Elle fait valoir notamment que les désordres affectant son appartement étaient tels qu’il n’a jamais pu être loué, n’étant pas louable, les murs étant entièrement moisis suite à d’importantes fuites, que la garantie de paiement des loyers n’a jamais fonctionné et qu’ils n’ont pas été remboursés par la Sci Les Jardins de Toulouse ou la Sas LP Promotion de sorte que l’économie d’impôts s’est révélée catastrophique pour elle faute d’avoir perçu le moindre loyer, d’autant qu’elle a vu de surcroît la valeur de son bien chuter du fait de son état et des problèmes majeurs affectant la copropriété qui étaient notoires.
Elle sollicite de confirmer le jugement sur les responsabilités et sur ses préjudices sauf sur le montant et la durée de la perte de loyers et des charges locatives ainsi que sur le rejet de la perte de l’avantage fiscal puisque les désordres ont empêché la location dans l’année de sa livraison et sur la perte financière liée à la dépréciation du bien.

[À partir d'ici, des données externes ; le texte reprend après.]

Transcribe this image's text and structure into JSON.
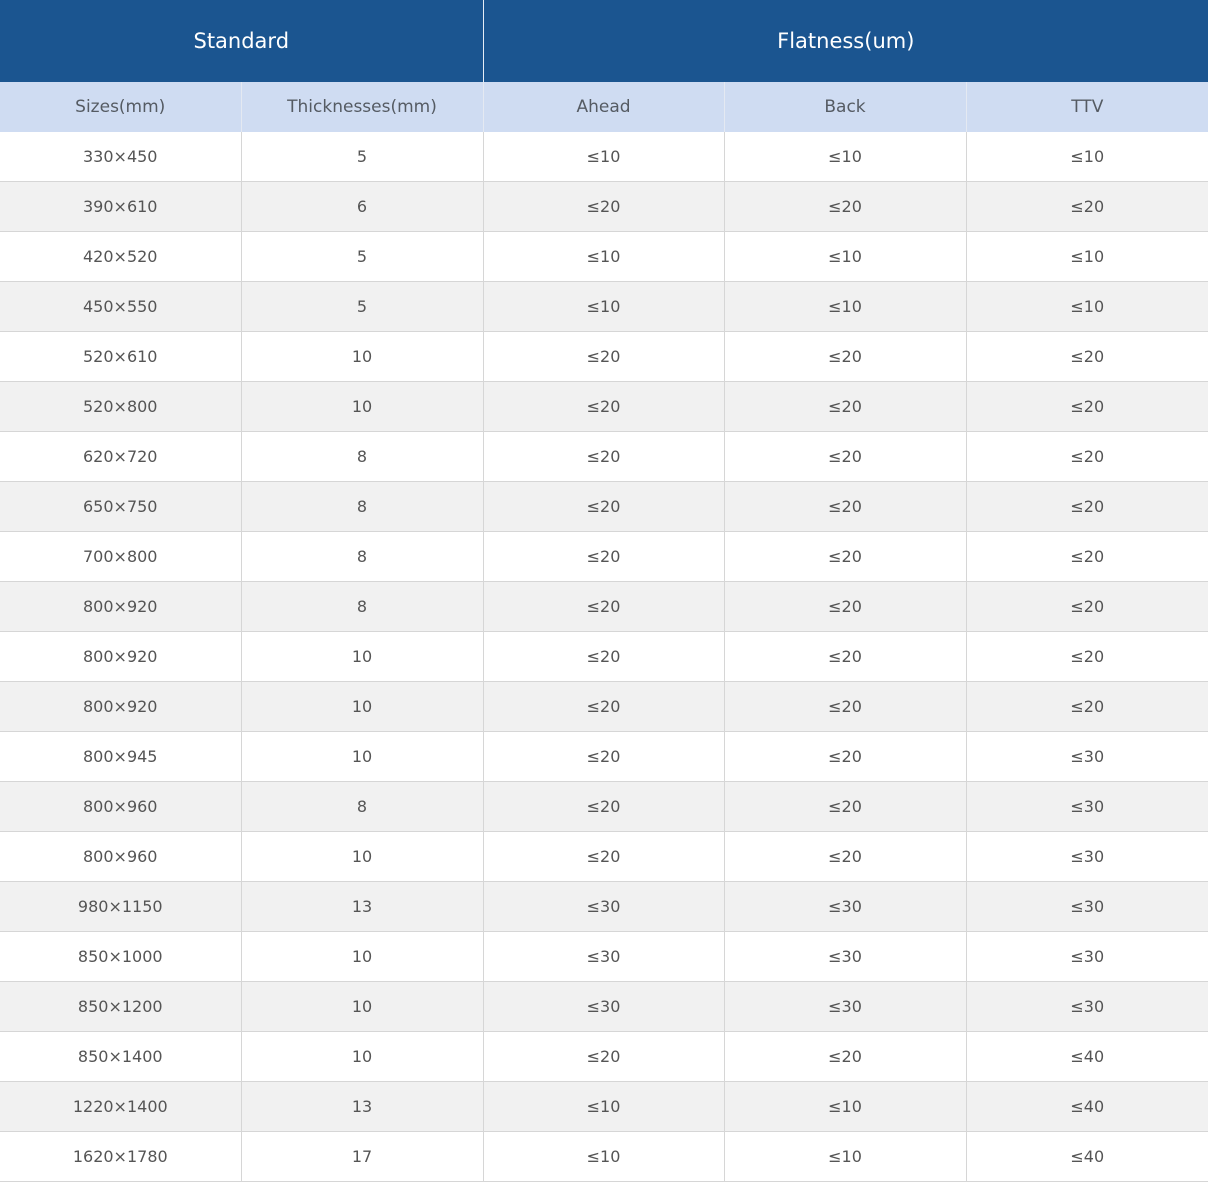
{
  "header": {
    "group_standard": "Standard",
    "group_flatness": "Flatness(um)",
    "col_sizes": "Sizes(mm)",
    "col_thicknesses": "Thicknesses(mm)",
    "col_ahead": "Ahead",
    "col_back": "Back",
    "col_ttv": "TTV"
  },
  "rows": [
    {
      "size": "330×450",
      "thickness": "5",
      "ahead": "≤10",
      "back": "≤10",
      "ttv": "≤10"
    },
    {
      "size": "390×610",
      "thickness": "6",
      "ahead": "≤20",
      "back": "≤20",
      "ttv": "≤20"
    },
    {
      "size": "420×520",
      "thickness": "5",
      "ahead": "≤10",
      "back": "≤10",
      "ttv": "≤10"
    },
    {
      "size": "450×550",
      "thickness": "5",
      "ahead": "≤10",
      "back": "≤10",
      "ttv": "≤10"
    },
    {
      "size": "520×610",
      "thickness": "10",
      "ahead": "≤20",
      "back": "≤20",
      "ttv": "≤20"
    },
    {
      "size": "520×800",
      "thickness": "10",
      "ahead": "≤20",
      "back": "≤20",
      "ttv": "≤20"
    },
    {
      "size": "620×720",
      "thickness": "8",
      "ahead": "≤20",
      "back": "≤20",
      "ttv": "≤20"
    },
    {
      "size": "650×750",
      "thickness": "8",
      "ahead": "≤20",
      "back": "≤20",
      "ttv": "≤20"
    },
    {
      "size": "700×800",
      "thickness": "8",
      "ahead": "≤20",
      "back": "≤20",
      "ttv": "≤20"
    },
    {
      "size": "800×920",
      "thickness": "8",
      "ahead": "≤20",
      "back": "≤20",
      "ttv": "≤20"
    },
    {
      "size": "800×920",
      "thickness": "10",
      "ahead": "≤20",
      "back": "≤20",
      "ttv": "≤20"
    },
    {
      "size": "800×920",
      "thickness": "10",
      "ahead": "≤20",
      "back": "≤20",
      "ttv": "≤20"
    },
    {
      "size": "800×945",
      "thickness": "10",
      "ahead": "≤20",
      "back": "≤20",
      "ttv": "≤30"
    },
    {
      "size": "800×960",
      "thickness": "8",
      "ahead": "≤20",
      "back": "≤20",
      "ttv": "≤30"
    },
    {
      "size": "800×960",
      "thickness": "10",
      "ahead": "≤20",
      "back": "≤20",
      "ttv": "≤30"
    },
    {
      "size": "980×1150",
      "thickness": "13",
      "ahead": "≤30",
      "back": "≤30",
      "ttv": "≤30"
    },
    {
      "size": "850×1000",
      "thickness": "10",
      "ahead": "≤30",
      "back": "≤30",
      "ttv": "≤30"
    },
    {
      "size": "850×1200",
      "thickness": "10",
      "ahead": "≤30",
      "back": "≤30",
      "ttv": "≤30"
    },
    {
      "size": "850×1400",
      "thickness": "10",
      "ahead": "≤20",
      "back": "≤20",
      "ttv": "≤40"
    },
    {
      "size": "1220×1400",
      "thickness": "13",
      "ahead": "≤10",
      "back": "≤10",
      "ttv": "≤40"
    },
    {
      "size": "1620×1780",
      "thickness": "17",
      "ahead": "≤10",
      "back": "≤10",
      "ttv": "≤40"
    }
  ]
}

Elle fait remarquer, au sujet des loyers restant à courir, qu’il ne s’agit pas de frais futurs dont le montant est ignoré mais d’un montant à échéance mensuelle connu qui ne cessera d’être dû que lorsque l’immeuble sera conforme, la seule inconnue étant la date à laquelle ils cesseront d’être dus qui dépend uniquement du bon vouloir de l’assurance quant à leur prise en charge ; elle ajoute que les remontées d’eau et d’odeurs empêchant la location sont apparus dès la livraison et que les provisions allouées étaient insuffisantes à réparer l’ensemble des désordres affectant son appartement.
Elle souligne, à propos de la dépréciation du bien, qu’elle a acquis l’appartement au prix de 145.020 € qui ne vaut plus que 70.000 € suivant expertise, que si la valeur d’un bien immobilier dépend de la conjoncture économique et du marché, les difficultés ayant touché les bâtiments de cette résidence et leur notoriété aggravées par l’absence de travaux de réfection à ce jour, ont incontestablement fait chuter sa valeur.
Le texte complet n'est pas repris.